Naël foi morto a tiro quando tentava fugir de uma operação de trânsito em Nanterre, nos arredores de Paris. Segundo a testemunha, que publicou um vídeo a dar conta da sua versão dos factos, há "muitas mentiras nas redes sociais".
O jovem explicou que o grupo tinha um carro emprestado, da marca Mercedes, e decidiu dar uma volta por Nanterre.
"Não estávamos sob a influência de álcool ou de drogas", garantiu, citado pela Sky News.
Os adolescentes seguiam na faixa destinada aos autocarros quando, de repente, repararam que estavam a ser seguidos por motociclos das autoridades. Um dos polícias ter-se-á aproximado da janela do veículo, ameaçando Naël.
"Desliga o carro ou disparo", disse, de acordo com a testemunha.
A mesma fonte adiantou que o agente policial esmurrou Naël com a arma, ação que foi replicada por outro membro daquela patrulha.
"Não te mexas, ou meto-te uma bala na cabeça", terá dito o primeiro agente, enquanto apontava uma arma à cabeça de Naël.
Foi nesse momento que o segundo polícia terá dito ao primeiro para "disparar" contra o adolescente.
Segundo o jovem, Naël foi novamente esmurrado pelo polícia que iniciou aquela interpelação, o que fez com que o adolescente levantasse o pé do travão e o carro avançasse um pouco. O segundo polícia disparou, pelo que Naël acelerou.
"Vi-o em sofrimento, a tremer. Atingimos uma barreira. Estava com medo, por isso saí do carro e fugi. Pensei que também me pudessem balear", confessou.
E complementou: "Estou chocado com o que aconteceu à minha frente, ao meu amigo."
O polícia responsável pela morte de Naël revelou, entretanto, ter ficado "arrasado" com o incidente, e pediu "perdão à família" da vítima.
O procurador de justiça Pascal Prache adiantou que as autoridades tentaram intercetar o adolescente por estar a conduzir um Mercedes com matrícula polaca numa faixa destinada a autocarros. Além disso, o jovem terá alegadamente atravessado um sinal vermelho para evitar ser parado pela polícia, e ficou preso no trânsito. O agente, que foi detido e está a ser investigado por homicídio, disse que temia que algum dos seus colegas ou algum civil fosse atingido pelo veículo durante a fuga de Naël.
Ainda assim, a investigação preliminar levada a cabo por Prache determinou que o uso da arma não foi justificado.
O Ministério do Interior de França atualizou hoje de 994 para 1.311 o número total de detenções feitas na sexta-feira ligadas aos tumultos. De notar que o Governo francês enviou na sexta-feira cerca de 45.000 polícias para todo o país para tentar controlar a violência, mas não conseguiu impedir que, durante a noite, jovens manifestantes entrassem em confronto com forças policiais, ateassem cerca de 2.500 fogos, saqueassem lojas e provocassem ferimentos em 79 agentes.

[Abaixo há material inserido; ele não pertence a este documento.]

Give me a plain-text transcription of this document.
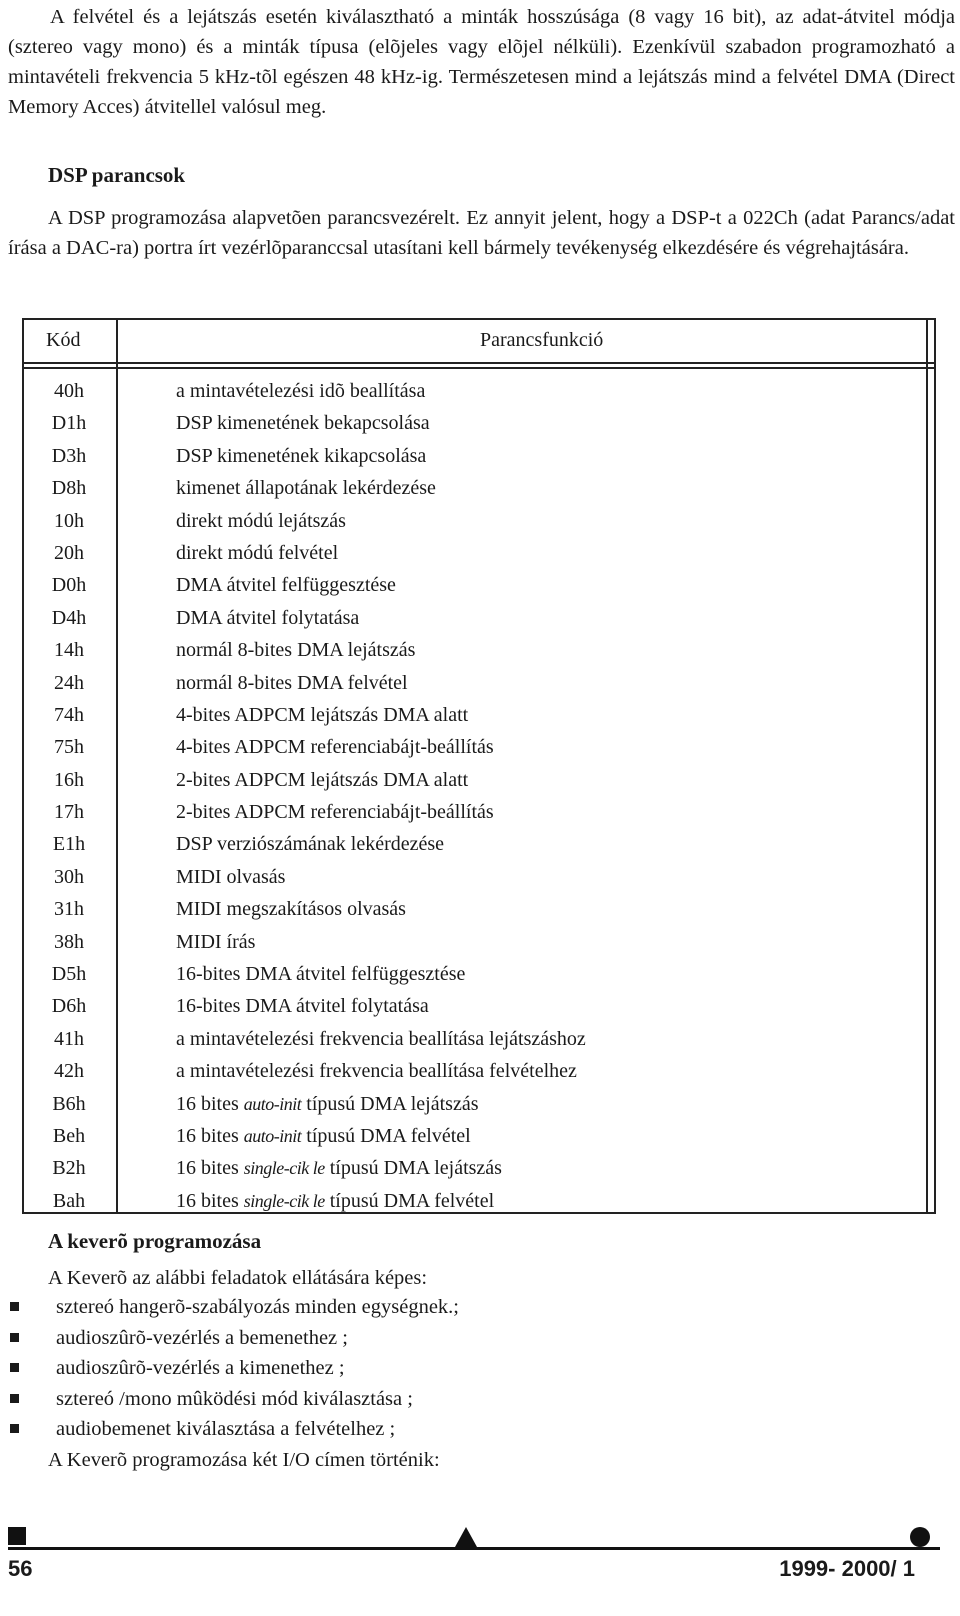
A felvétel és a lejátszás esetén kiválasztható a minták hosszúsága (8 vagy 16 bit), az adat-átvitel módja (sztereo vagy mono) és a minták típusa (elõjeles vagy elõjel nélküli). Ezenkívül szabadon programozható a mintavételi frekvencia 5 kHz-tõl egészen 48 kHz-ig. Természetesen mind a lejátszás mind a felvétel DMA (Direct Memory Acces) átvitellel valósul meg.

DSP parancsok

A DSP programozása alapvetõen parancsvezérelt. Ez annyit jelent, hogy a DSP-t a 022Ch (adat Parancs/adat írása a DAC-ra) portra írt vezérlõparanccsal utasítani kell bármely tevékenység elkezdésére és végrehajtására.

Kód	Parancsfunkció
40h	a mintavételezési idõ beallítása
D1h	DSP kimenetének bekapcsolása
D3h	DSP kimenetének kikapcsolása
D8h	kimenet állapotának lekérdezése
10h	direkt módú lejátszás
20h	direkt módú felvétel
D0h	DMA átvitel felfüggesztése
D4h	DMA átvitel folytatása
14h	normál 8-bites DMA lejátszás
24h	normál 8-bites DMA felvétel
74h	4-bites ADPCM lejátszás DMA alatt
75h	4-bites ADPCM referenciabájt-beállítás
16h	2-bites ADPCM lejátszás DMA alatt
17h	2-bites ADPCM referenciabájt-beállítás
E1h	DSP verziószámának lekérdezése
30h	MIDI olvasás
31h	MIDI megszakításos olvasás
38h	MIDI írás
D5h	16-bites DMA átvitel felfüggesztése
D6h	16-bites DMA átvitel folytatása
41h	a mintavételezési frekvencia beallítása lejátszáshoz
42h	a mintavételezési frekvencia beallítása felvételhez
B6h	16 bites auto-init típusú DMA lejátszás
Beh	16 bites auto-init típusú DMA felvétel
B2h	16 bites single-cik le típusú DMA lejátszás
Bah	16 bites single-cik le típusú DMA felvétel
A keverõ programozása

A Keverõ az alábbi feladatok ellátására képes:

sztereó hangerõ-szabályozás minden egységnek.;
audioszûrõ-vezérlés a bemenethez ;
audioszûrõ-vezérlés a kimenethez ;
sztereó /mono mûködési mód kiválasztása ;
audiobemenet kiválasztása a felvételhez ;

A Keverõ programozása két I/O címen történik:

56	1999- 2000/ 1
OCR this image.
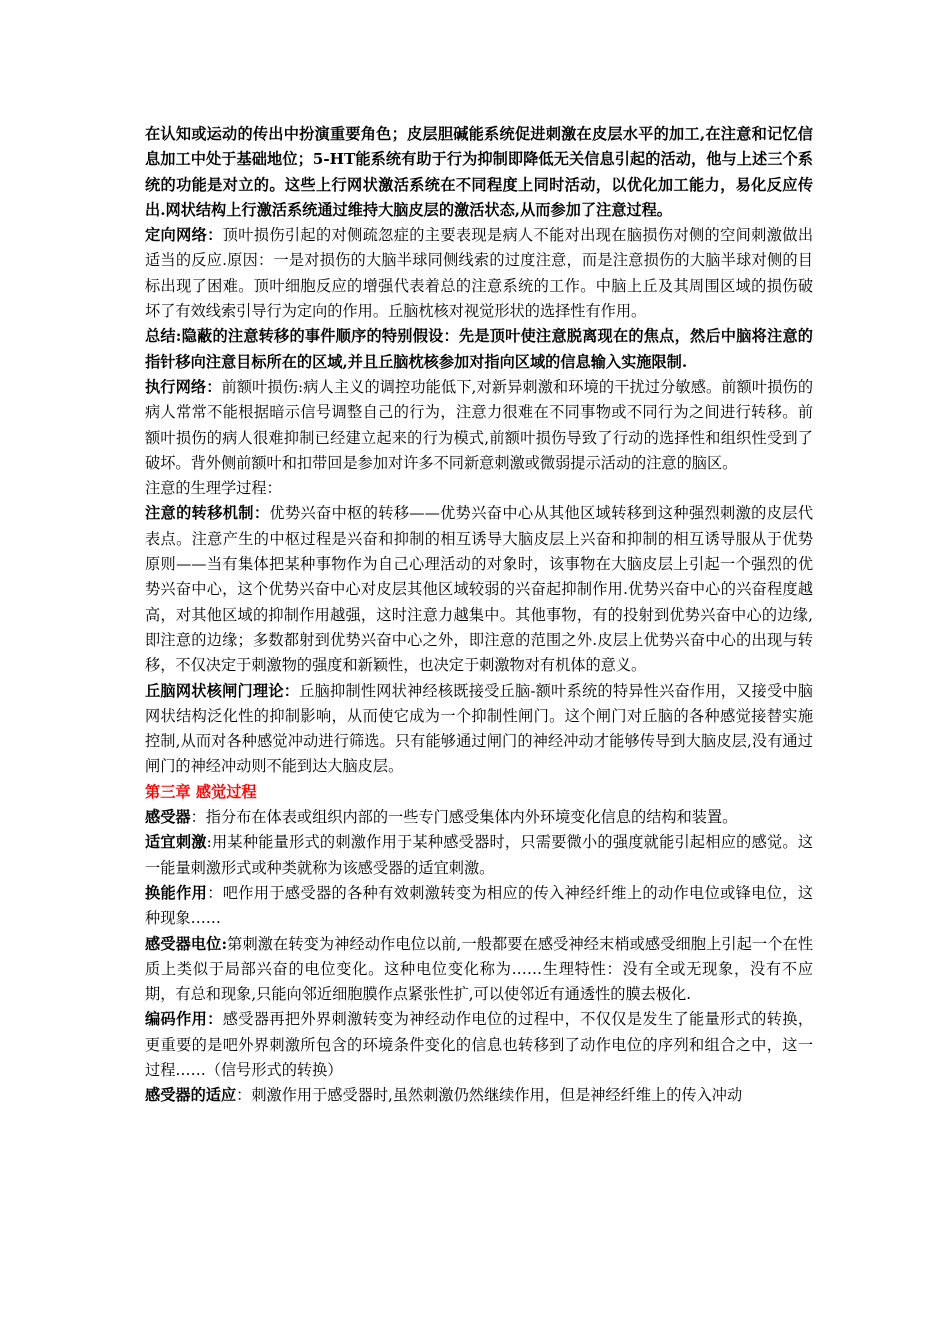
在认知或运动的传出中扮演重要角色；皮层胆碱能系统促进刺激在皮层水平的加工,在注意和记忆信息加工中处于基础地位；5-HT能系统有助于行为抑制即降低无关信息引起的活动，他与上述三个系统的功能是对立的。这些上行网状激活系统在不同程度上同时活动，以优化加工能力，易化反应传出.网状结构上行激活系统通过维持大脑皮层的激活状态,从而参加了注意过程。

定向网络：顶叶损伤引起的对侧疏忽症的主要表现是病人不能对出现在脑损伤对侧的空间刺激做出适当的反应.原因：一是对损伤的大脑半球同侧线索的过度注意，而是注意损伤的大脑半球对侧的目标出现了困难。顶叶细胞反应的增强代表着总的注意系统的工作。中脑上丘及其周围区域的损伤破坏了有效线索引导行为定向的作用。丘脑枕核对视觉形状的选择性有作用。

总结:隐蔽的注意转移的事件顺序的特别假设：先是顶叶使注意脱离现在的焦点，然后中脑将注意的指针移向注意目标所在的区域,并且丘脑枕核参加对指向区域的信息输入实施限制.

执行网络：前额叶损伤:病人主义的调控功能低下,对新异刺激和环境的干扰过分敏感。前额叶损伤的病人常常不能根据暗示信号调整自己的行为，注意力很难在不同事物或不同行为之间进行转移。前额叶损伤的病人很难抑制已经建立起来的行为模式,前额叶损伤导致了行动的选择性和组织性受到了破坏。背外侧前额叶和扣带回是参加对许多不同新意刺激或微弱提示活动的注意的脑区。

注意的生理学过程：

注意的转移机制：优势兴奋中枢的转移——优势兴奋中心从其他区域转移到这种强烈刺激的皮层代表点。注意产生的中枢过程是兴奋和抑制的相互诱导大脑皮层上兴奋和抑制的相互诱导服从于优势原则——当有集体把某种事物作为自己心理活动的对象时，该事物在大脑皮层上引起一个强烈的优势兴奋中心，这个优势兴奋中心对皮层其他区域较弱的兴奋起抑制作用.优势兴奋中心的兴奋程度越高，对其他区域的抑制作用越强，这时注意力越集中。其他事物，有的投射到优势兴奋中心的边缘,即注意的边缘；多数都射到优势兴奋中心之外，即注意的范围之外.皮层上优势兴奋中心的出现与转移，不仅决定于刺激物的强度和新颖性，也决定于刺激物对有机体的意义。

丘脑网状核闸门理论：丘脑抑制性网状神经核既接受丘脑-额叶系统的特异性兴奋作用，又接受中脑网状结构泛化性的抑制影响，从而使它成为一个抑制性闸门。这个闸门对丘脑的各种感觉接替实施控制,从而对各种感觉冲动进行筛选。只有能够通过闸门的神经冲动才能够传导到大脑皮层,没有通过闸门的神经冲动则不能到达大脑皮层。

第三章 感觉过程

感受器：指分布在体表或组织内部的一些专门感受集体内外环境变化信息的结构和装置。

适宜刺激:用某种能量形式的刺激作用于某种感受器时，只需要微小的强度就能引起相应的感觉。这一能量刺激形式或种类就称为该感受器的适宜刺激。

换能作用：吧作用于感受器的各种有效刺激转变为相应的传入神经纤维上的动作电位或锋电位，这种现象……

感受器电位:第刺激在转变为神经动作电位以前,一般都要在感受神经末梢或感受细胞上引起一个在性质上类似于局部兴奋的电位变化。这种电位变化称为……生理特性：没有全或无现象，没有不应期，有总和现象,只能向邻近细胞膜作点紧张性扩,可以使邻近有通透性的膜去极化.

编码作用：感受器再把外界刺激转变为神经动作电位的过程中，不仅仅是发生了能量形式的转换，更重要的是吧外界刺激所包含的环境条件变化的信息也转移到了动作电位的序列和组合之中，这一过程……（信号形式的转换）

感受器的适应：刺激作用于感受器时,虽然刺激仍然继续作用，但是神经纤维上的传入冲动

Segundo o Ministério do Interior, "79 polícias e gendarmes ficaram feridos", cerca de 1.350 veículos foram incendiados, 234 edifícios foram queimados ou danificados e cerca de 2.560 incêndios foram registados na via pública.
Marselha, a segunda maior cidade do sul de França, teve uma noite agitada, o que levou o ministro francês do Interior, Gérard Darmanin, a enviar reforços para a cidade.
A polícia já tinha registado 88 detenções por volta das 02h00 (01h00 em Lisboa) desde o início da noite, com grupos de jovens muitas vezes mascarados e "muito móveis".
As cerimónias fúnebres de Naël começaram hoje com um velório privado, ao qual se seguiu uma cerimónia na mesquita e o enterro num cemitério local.